Non-volatile memory (NVM) has byte-addressability and data-durability. Redis, a popular in-memory kv-store system, can persist data when replacing DRAM with NVM. However, to implement NVM Redis, we need to use general NVM allocators to obtain NVM and guarantee the data consistency of Redis. There are two problems in NVM Redis. First, it is expensive to directly use NVM allocators with numerous metadata modification and logging. Second, logging which is also used to guarantee the data consistency of NVM Redis leads to write amplification and degrades the run-time performance of Redis. In this paper, we find that these two problems can be solved by exploiting memory caching inside Redis under NVM. Firstly, memory caching like the well-known Linux Slab will cache freed memory, reducing expensive NVM allocation/deallocation. Secondly, by recording all allocated NVM, caching can handle the persistent memory leak of Redis, which is the only inconsistent state induced by failures. Thus, the use of logging in NVM Redis can be avoided by using memory caching.

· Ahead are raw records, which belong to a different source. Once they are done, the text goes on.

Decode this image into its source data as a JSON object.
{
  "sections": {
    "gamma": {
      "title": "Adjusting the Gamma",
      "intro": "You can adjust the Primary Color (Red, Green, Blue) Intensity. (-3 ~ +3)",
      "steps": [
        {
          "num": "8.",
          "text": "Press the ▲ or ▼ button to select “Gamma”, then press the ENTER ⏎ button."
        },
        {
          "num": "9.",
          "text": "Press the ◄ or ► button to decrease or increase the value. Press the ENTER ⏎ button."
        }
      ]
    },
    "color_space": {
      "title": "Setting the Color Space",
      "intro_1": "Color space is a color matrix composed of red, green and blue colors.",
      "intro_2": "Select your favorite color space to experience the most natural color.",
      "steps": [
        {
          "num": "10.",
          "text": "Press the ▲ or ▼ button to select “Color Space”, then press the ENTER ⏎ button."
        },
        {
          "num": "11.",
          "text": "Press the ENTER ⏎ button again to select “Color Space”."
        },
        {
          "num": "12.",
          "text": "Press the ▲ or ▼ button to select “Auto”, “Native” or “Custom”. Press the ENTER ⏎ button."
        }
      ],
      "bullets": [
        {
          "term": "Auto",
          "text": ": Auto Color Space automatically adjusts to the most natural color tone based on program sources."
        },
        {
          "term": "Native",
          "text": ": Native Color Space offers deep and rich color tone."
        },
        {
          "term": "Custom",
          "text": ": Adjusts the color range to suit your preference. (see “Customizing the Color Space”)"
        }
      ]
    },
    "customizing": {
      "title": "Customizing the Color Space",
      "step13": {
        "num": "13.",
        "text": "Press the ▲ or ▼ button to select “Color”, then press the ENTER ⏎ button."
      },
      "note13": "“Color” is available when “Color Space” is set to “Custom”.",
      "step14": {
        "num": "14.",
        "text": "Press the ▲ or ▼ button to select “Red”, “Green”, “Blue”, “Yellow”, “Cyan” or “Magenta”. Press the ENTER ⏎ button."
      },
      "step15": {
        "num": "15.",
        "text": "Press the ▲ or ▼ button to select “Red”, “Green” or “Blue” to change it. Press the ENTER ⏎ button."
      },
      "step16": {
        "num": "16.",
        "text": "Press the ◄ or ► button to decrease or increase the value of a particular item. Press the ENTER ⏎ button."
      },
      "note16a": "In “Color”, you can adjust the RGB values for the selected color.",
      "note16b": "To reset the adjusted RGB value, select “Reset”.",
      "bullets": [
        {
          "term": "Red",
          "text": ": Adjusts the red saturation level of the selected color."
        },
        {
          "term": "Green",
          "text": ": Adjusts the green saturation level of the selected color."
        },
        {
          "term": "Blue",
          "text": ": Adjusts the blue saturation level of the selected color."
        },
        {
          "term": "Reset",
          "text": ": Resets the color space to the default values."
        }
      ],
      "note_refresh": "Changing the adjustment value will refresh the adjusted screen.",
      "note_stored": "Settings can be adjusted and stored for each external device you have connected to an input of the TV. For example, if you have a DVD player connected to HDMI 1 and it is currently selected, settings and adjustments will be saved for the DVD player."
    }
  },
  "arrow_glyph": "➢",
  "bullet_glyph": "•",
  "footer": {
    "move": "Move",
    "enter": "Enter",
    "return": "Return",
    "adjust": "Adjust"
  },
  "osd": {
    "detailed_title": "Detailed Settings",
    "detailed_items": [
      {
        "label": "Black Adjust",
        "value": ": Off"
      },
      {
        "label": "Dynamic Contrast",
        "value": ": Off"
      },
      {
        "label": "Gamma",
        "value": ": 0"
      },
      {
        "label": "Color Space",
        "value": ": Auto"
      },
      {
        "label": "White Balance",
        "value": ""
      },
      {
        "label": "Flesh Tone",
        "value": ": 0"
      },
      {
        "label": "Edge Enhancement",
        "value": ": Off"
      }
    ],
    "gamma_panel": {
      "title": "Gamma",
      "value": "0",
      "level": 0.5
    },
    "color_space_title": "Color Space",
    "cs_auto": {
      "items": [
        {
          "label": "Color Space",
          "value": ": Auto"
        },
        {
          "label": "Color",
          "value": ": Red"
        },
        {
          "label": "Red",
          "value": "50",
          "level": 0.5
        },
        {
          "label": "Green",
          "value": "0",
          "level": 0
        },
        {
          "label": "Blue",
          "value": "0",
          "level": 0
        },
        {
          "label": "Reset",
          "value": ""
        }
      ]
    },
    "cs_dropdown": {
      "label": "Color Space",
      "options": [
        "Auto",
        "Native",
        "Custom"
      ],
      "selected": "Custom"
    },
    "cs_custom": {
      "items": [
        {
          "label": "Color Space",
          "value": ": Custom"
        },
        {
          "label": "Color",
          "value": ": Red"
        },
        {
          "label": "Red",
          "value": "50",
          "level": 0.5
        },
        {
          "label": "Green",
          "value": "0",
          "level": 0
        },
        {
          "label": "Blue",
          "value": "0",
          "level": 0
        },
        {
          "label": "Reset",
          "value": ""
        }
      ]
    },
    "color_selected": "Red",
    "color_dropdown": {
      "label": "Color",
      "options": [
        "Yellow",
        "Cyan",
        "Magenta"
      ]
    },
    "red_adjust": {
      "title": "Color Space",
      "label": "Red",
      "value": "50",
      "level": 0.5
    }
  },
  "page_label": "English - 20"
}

In this paper, we propose an NVM caching called LFSlab (Log-Free Slab), while the conventional Slab needs logging to guarantee its consistency under NVM. Using LFSlab, we propose NCRedis (NVM Caching Redis) under NVM. In the experiment with Optane persistent memory, Redis with LFSlab outperforms the naive implementation of NVM Redis with no caching by 1.52-2.65x and DRAM Redis with data backup in disks by 1.27x, and gets at least 94% performance of DRAM-only Redis, while Optane persistent memory is 2-3x slower than DRAM at a 39% cost savings.